Newham Council is seeking bidders for a framework worth up to £100m covering highway schemes and planned maintenance.
The East London authority has published a prior information notice (PIN) for the framework in advance of a contract notice, expected to be published on 23 December.
The framework appears to be outside the London Highway Maintenance and Projects Frameworks, launched last month.
That London-wide framework is predicted to see spending of £1.4bn and will replace the old London Highways Alliance Contract (LoHAC), which was shunned by some councils.
The PIN describes the Newham deal as a ‘framework contract to provide a range of highway planned scheme implementation and planned maintenance activities…including improvements and modifications to existing carriageway and footways, resurfacing, installation of highway infrastructure, soft landscaping and electrical street lighting equipment'.
The framework could be used by other authorities and is estimated at £100m over four years. However, the contract is a zero value contract with no guarantee of work. Projects and work will be issued as and when required.
Newham also intends to use it as a vehicle to deliver a large externally funded project but the project is not granted funding, the potential value of the contract would be a lot lower.
Other works could include:
- re-surfacing and reconstruction of highways including laying of specialist surfaces;
- maintenance, repair and replacement of street furniture, including non-illuminated signs, railings, etc.;
- laying of road markings;
- highway drainage.
The framework will be split into two lots. Each lot will have two contractors assigned.
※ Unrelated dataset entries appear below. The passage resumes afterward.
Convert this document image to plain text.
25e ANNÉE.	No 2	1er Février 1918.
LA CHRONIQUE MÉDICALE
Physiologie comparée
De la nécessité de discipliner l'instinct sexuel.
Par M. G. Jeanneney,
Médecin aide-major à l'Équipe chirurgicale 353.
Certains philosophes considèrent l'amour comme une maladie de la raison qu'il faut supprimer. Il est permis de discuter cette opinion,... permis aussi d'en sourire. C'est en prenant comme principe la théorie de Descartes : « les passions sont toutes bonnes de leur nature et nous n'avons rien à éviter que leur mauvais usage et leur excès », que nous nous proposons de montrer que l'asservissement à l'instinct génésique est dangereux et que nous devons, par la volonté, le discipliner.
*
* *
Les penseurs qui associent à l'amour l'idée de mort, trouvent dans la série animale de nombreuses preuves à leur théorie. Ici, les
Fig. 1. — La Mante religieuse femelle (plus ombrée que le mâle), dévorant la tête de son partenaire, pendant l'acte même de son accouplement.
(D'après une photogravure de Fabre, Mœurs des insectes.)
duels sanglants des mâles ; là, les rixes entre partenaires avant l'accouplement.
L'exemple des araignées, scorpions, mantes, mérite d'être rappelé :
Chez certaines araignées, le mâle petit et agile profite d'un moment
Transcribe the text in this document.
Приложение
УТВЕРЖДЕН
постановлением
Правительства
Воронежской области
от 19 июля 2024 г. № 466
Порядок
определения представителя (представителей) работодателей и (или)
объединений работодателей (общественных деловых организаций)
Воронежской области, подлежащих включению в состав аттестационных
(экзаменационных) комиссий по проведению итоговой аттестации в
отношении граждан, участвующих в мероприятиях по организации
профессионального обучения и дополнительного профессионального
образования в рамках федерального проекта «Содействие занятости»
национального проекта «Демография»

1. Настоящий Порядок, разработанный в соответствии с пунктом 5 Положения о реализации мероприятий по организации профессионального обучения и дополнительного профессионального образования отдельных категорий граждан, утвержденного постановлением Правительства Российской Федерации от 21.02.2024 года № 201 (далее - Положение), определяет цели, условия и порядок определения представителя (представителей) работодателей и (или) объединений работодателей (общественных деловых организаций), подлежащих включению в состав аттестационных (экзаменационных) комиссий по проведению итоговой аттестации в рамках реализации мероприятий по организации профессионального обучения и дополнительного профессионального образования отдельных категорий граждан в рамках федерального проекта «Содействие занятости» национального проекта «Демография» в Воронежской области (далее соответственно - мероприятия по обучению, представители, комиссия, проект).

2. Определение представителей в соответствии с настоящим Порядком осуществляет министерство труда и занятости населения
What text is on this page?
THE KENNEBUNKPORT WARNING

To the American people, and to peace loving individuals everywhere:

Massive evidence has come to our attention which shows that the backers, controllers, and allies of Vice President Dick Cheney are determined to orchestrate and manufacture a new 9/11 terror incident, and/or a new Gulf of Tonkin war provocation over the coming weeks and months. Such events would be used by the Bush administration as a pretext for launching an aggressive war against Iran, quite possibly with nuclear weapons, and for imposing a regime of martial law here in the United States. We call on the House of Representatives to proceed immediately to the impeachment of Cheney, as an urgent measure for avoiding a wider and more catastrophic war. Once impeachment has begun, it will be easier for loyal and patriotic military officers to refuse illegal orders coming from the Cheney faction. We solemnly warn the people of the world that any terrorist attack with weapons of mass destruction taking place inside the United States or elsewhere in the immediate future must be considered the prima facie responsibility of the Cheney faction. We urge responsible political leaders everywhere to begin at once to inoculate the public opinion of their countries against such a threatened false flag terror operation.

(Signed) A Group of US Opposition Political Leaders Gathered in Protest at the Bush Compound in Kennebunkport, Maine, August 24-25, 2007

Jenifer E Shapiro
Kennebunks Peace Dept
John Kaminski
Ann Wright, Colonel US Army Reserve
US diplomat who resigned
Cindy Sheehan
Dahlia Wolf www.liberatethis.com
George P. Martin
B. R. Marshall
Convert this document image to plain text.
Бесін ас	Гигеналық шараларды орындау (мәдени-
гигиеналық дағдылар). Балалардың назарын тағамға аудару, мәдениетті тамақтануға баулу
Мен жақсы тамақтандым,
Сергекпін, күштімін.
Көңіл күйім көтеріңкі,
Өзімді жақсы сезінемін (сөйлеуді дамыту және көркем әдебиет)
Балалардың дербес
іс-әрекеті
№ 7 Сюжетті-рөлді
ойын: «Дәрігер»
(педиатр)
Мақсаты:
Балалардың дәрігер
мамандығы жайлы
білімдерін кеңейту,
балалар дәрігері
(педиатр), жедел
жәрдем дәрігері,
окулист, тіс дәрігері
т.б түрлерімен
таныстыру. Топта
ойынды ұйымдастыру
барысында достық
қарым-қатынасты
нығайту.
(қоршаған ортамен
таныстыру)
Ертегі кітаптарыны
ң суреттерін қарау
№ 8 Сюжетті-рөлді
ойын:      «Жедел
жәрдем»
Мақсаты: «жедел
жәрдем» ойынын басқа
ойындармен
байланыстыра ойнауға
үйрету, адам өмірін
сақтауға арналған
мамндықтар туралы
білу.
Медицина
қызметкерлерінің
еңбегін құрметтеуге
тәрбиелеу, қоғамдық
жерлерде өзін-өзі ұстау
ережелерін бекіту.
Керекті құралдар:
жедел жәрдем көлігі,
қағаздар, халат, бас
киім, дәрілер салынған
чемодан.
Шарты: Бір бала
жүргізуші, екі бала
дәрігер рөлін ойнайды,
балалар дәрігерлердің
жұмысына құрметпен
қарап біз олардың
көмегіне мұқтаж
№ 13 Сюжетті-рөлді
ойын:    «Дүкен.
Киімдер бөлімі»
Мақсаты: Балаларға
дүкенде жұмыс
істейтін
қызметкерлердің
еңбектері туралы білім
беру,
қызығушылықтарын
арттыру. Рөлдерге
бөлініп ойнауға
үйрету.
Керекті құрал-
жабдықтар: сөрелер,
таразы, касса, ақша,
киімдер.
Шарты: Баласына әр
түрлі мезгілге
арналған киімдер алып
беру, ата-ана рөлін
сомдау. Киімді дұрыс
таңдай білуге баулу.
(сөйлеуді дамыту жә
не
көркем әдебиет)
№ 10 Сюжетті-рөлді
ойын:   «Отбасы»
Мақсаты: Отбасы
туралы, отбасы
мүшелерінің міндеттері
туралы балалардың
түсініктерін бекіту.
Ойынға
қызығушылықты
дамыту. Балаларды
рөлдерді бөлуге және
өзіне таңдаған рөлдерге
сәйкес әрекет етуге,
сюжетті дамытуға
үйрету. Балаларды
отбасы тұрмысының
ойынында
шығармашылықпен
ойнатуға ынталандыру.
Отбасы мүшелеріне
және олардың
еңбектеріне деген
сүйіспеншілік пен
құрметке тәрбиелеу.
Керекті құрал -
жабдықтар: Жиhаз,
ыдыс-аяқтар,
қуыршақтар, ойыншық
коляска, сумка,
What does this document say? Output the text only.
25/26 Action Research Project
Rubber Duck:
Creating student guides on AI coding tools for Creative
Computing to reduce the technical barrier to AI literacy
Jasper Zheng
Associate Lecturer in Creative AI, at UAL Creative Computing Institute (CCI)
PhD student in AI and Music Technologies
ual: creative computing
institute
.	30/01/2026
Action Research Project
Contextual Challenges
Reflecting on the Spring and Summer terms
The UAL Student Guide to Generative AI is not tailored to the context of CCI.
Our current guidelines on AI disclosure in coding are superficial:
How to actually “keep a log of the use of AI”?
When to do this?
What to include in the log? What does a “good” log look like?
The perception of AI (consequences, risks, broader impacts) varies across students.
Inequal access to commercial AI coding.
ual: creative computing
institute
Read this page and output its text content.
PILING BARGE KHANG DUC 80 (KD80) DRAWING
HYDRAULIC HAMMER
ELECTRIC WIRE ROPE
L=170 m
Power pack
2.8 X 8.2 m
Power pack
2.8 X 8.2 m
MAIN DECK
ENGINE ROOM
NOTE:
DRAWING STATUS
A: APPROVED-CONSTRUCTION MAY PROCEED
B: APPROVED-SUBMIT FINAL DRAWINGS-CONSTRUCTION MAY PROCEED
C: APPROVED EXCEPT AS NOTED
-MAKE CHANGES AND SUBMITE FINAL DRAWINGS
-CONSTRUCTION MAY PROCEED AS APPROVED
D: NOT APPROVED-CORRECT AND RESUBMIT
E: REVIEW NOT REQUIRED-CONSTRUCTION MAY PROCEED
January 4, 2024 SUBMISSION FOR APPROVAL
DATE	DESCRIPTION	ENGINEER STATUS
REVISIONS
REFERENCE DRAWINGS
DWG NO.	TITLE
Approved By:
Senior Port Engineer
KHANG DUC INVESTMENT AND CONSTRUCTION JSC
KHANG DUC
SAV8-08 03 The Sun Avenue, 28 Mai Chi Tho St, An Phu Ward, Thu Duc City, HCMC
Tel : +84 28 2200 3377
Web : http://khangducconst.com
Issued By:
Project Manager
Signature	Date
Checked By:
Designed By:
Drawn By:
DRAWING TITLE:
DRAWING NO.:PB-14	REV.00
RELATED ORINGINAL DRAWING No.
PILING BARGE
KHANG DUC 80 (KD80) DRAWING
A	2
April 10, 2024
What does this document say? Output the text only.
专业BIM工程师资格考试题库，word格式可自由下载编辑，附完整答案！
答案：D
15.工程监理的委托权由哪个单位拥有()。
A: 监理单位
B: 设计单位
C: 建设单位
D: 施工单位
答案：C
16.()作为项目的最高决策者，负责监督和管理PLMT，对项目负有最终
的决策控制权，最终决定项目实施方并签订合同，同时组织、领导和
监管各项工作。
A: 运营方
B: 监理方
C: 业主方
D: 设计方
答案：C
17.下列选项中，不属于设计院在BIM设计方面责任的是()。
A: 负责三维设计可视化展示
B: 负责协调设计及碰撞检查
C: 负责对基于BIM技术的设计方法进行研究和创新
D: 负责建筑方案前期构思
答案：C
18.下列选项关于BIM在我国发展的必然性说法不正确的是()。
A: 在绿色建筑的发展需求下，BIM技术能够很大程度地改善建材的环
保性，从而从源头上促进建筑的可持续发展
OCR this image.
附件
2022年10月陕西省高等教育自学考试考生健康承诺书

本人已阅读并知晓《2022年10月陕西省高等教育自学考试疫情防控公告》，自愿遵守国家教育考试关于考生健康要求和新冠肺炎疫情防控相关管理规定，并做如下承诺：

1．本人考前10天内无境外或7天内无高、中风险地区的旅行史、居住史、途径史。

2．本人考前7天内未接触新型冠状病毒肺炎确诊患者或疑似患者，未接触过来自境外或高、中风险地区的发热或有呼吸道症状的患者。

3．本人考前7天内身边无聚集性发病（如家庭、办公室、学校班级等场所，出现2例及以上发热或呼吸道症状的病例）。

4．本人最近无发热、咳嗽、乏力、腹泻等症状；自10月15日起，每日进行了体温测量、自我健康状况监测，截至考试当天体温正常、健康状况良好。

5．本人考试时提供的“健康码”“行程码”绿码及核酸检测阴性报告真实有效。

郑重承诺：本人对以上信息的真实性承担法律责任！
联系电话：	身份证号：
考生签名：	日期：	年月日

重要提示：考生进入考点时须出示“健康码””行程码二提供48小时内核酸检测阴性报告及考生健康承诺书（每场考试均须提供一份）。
Lot 1: Works typically up to £150,000 (approx.) in value, straightforward in nature, which can be implemented using Chapter 8 Traffic management. Some road closures will be expected. This will typically be small schemes including footway or carriageway resurfacing and minor works. These are most likely to be undertaken on residential streets, where a high degree of residential engagement is expected.
Lot 2: Works above £150,000 (approx.) in value, more complicated than work included in Lot 1. As such, the traffic management will likely be more complicated and require traffic signals and detailed discussions on diversions with key stakeholders. The works are more likely to be along high streets and public places where there is a high level of pedestrian, cycle and vehicular traffic. In addition planned structural maintenance and electrical works will be included within this Lot.
Works packages will be under NEC ECC 4 Option B: ‘re-measurable’.
The tendering exercise is under a restricted procedure, with a pre-qualification questionnaire being released in January tenders likely to be invited in the spring, prior to an award by the summer.